In recent years, a small but growing number of companies have begun to test cars that can drive themselves automatically. The thinking among many experts is that within the next two decades or so, they’re likely to become more or less ubiquitous across the country and beyond. But with that understanding comes the implicit knowledge that such a technological revolution would likewise have a major impact on the auto insurance industry. And while these changes aren’t likely to be anything widespread in the next several years or more, it might still be wise for insurance agents to stay abreast of the topic so that they know how their jobs might change in the not-too-distant future.
Google recently launched a program that will allow consumers to compare auto insurance rates across the country in the near future – right now it only serves California – and would likely be able to use such data to fundamentally alter the industry, according to a report from the Wall Street Journal. That, in turn, could help to inform the company about the kinds of rates people of a certain age driving a certain type of car can expect, and could one day lead Google to start offering auto insurance of its own.
Where do driverless cars come in?
The general consensus among experts is that when driverless cars gain ubiquity, auto insurance rates for consumers will plunge to extremely low levels, or that the need for such coverage will just become non-existent, the report said. That’s because liability will shift from drivers to software companies, as those would become the entities responsible for the operation of the vehicle in the first place.
This kind of ubiquity might also lead to less auto ownership among the general population, and will trend more toward such cars being ordered like a taxi service for a relatively low cost on an as-needed basis, the report said.

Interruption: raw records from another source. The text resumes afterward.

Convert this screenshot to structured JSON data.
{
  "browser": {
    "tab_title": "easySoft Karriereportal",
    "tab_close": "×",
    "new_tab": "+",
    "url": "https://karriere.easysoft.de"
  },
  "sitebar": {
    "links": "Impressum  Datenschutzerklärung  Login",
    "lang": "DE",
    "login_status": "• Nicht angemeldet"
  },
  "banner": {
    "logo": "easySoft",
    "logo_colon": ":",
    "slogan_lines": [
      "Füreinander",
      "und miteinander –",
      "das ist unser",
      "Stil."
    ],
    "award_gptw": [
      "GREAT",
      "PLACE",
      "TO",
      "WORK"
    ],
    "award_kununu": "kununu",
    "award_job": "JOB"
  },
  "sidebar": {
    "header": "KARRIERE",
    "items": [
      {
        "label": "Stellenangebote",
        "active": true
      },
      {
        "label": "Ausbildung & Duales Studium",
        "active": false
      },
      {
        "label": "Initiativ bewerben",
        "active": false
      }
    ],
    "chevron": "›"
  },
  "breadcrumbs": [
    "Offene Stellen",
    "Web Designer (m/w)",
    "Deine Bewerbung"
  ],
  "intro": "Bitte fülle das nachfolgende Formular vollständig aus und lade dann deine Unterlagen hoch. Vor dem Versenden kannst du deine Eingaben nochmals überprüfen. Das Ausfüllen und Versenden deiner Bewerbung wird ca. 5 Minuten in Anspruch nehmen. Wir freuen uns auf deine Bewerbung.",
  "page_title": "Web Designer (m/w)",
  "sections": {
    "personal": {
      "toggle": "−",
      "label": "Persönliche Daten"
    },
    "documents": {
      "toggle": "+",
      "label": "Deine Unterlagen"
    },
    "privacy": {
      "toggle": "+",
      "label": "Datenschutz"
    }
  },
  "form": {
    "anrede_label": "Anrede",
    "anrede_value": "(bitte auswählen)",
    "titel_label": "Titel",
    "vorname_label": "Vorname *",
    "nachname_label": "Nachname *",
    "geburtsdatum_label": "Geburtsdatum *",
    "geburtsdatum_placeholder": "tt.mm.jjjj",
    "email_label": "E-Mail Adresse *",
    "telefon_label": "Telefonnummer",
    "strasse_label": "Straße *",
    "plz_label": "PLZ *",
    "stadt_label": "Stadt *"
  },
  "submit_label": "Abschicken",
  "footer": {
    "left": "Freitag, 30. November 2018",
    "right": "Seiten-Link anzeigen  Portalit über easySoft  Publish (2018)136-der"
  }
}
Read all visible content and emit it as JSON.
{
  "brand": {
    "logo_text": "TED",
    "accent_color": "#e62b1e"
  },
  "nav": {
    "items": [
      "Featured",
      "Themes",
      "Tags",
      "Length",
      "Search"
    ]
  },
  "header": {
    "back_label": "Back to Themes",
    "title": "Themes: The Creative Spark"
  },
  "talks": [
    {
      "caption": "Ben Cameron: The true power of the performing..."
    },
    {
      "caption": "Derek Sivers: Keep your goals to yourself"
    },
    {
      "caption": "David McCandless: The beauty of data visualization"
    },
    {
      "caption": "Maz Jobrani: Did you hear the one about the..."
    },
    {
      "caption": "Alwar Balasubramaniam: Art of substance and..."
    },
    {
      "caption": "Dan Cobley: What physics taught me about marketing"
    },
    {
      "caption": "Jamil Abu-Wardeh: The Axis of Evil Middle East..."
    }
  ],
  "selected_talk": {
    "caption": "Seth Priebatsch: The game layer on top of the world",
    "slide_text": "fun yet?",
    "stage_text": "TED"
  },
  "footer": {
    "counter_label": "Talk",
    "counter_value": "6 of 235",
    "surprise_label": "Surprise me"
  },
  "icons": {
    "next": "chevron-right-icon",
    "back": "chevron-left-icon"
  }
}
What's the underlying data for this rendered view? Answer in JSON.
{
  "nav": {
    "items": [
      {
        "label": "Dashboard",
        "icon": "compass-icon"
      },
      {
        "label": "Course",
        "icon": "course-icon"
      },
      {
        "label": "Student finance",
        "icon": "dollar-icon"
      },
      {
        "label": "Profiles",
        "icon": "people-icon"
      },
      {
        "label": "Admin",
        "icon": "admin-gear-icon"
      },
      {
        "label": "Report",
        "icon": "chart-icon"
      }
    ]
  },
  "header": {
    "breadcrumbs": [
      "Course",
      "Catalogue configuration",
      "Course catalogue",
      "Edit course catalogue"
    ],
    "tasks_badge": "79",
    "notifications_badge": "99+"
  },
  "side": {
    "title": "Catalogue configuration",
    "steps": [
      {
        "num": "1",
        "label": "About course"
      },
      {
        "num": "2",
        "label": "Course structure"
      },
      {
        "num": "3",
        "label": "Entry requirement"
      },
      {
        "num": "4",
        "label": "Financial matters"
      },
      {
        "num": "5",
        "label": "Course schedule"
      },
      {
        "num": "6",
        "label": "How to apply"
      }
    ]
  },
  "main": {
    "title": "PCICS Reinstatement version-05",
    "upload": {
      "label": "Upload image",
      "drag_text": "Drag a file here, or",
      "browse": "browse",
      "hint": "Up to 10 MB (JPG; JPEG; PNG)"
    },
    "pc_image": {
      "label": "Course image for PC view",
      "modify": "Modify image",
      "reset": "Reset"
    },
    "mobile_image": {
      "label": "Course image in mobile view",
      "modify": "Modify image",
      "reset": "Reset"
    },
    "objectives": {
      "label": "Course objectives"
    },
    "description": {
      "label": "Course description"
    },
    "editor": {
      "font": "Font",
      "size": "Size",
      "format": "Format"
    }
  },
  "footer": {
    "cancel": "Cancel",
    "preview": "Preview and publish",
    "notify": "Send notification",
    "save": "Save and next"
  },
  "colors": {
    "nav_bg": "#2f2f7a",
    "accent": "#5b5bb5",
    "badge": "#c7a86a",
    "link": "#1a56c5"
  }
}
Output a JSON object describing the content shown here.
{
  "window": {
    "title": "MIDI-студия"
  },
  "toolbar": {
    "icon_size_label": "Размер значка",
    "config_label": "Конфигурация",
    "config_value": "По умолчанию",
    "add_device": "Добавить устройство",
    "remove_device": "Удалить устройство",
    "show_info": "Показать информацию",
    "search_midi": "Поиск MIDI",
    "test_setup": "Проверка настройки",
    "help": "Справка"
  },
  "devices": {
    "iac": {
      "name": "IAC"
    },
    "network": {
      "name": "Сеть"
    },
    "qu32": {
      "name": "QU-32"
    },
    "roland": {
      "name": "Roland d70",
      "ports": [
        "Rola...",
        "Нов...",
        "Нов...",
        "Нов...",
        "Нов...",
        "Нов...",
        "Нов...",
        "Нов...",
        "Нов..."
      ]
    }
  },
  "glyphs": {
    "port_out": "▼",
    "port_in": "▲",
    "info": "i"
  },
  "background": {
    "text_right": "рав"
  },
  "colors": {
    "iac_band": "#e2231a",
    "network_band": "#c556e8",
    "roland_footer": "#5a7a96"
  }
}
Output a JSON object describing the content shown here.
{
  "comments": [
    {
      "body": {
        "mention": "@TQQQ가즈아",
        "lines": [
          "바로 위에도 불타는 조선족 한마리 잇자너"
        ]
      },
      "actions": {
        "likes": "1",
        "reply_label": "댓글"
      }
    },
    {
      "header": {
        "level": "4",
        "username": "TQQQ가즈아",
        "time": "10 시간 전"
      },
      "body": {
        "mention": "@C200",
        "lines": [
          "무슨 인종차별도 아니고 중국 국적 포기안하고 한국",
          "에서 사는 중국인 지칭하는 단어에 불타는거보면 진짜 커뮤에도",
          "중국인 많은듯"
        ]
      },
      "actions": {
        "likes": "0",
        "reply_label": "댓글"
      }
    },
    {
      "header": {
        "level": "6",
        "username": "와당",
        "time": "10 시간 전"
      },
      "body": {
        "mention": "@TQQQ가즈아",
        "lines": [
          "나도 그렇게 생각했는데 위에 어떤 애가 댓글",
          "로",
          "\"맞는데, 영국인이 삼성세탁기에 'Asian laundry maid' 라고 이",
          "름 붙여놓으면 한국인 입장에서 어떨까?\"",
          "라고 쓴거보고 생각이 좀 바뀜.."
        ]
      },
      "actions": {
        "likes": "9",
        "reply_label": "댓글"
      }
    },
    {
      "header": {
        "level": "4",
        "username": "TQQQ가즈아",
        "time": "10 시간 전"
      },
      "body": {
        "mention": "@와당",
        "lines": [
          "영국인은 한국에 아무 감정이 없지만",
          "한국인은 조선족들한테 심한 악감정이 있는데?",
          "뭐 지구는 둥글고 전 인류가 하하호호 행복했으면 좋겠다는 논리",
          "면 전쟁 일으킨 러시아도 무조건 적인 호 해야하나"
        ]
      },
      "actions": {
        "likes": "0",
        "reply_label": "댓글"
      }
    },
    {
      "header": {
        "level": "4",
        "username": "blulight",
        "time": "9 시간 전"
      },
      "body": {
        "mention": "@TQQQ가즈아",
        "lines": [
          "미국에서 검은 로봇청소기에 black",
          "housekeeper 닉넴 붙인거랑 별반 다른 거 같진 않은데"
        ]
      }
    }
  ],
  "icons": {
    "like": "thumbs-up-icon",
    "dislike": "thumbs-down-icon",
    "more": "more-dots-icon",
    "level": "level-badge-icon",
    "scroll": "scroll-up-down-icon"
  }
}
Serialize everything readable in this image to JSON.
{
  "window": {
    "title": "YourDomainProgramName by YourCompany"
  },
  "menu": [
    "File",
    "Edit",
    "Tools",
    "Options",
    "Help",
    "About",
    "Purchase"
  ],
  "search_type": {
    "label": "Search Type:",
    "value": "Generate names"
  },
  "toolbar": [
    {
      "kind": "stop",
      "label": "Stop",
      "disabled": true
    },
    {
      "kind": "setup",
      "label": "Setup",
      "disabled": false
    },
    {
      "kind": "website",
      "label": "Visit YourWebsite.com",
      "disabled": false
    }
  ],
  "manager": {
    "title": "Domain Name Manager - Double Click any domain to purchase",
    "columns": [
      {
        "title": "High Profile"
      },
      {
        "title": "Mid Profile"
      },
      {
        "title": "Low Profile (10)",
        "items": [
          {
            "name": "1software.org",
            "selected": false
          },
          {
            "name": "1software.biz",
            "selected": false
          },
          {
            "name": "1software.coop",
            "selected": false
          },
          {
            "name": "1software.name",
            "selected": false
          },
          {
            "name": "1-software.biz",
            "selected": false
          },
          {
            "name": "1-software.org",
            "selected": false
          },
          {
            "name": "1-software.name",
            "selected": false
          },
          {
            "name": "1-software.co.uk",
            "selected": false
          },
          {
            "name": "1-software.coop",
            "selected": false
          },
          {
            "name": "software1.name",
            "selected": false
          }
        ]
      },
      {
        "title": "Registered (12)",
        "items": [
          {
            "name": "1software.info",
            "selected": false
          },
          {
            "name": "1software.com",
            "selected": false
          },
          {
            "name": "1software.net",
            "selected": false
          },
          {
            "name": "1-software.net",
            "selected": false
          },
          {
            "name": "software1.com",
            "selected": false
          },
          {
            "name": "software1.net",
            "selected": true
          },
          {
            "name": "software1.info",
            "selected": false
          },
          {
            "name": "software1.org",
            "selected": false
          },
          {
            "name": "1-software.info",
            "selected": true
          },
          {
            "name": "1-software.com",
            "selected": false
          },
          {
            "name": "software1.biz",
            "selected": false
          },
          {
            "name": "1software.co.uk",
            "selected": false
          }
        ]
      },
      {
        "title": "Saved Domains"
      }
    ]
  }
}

And because the accident rate when most or all of the cars on the road are automated could drop precipitously, the risk shifts even further away from consumers.
What does this mean for insurers?
One of the first major casualties here, then, will be the idea of who is at fault in an accident, the report said. As such, auto insurance will probably begin to shift more toward being like any other type of general liability insurance policy, carried not by consumers but manufacturers of these cars.
The more insurance agents can do to understand not only the current realities of their industry, but also where it’s headed within the next several years, the better off they and their clients are likely to be simultaneously. The reason for this is simple: Agents who have the most knowledge possible can then impart that information to their clients and, potentially, improve their working relationships a great deal. That, in turn, should lead to higher rates of customer satisfaction, as well as better client retention rates that can prove so crucial to ongoing agent success.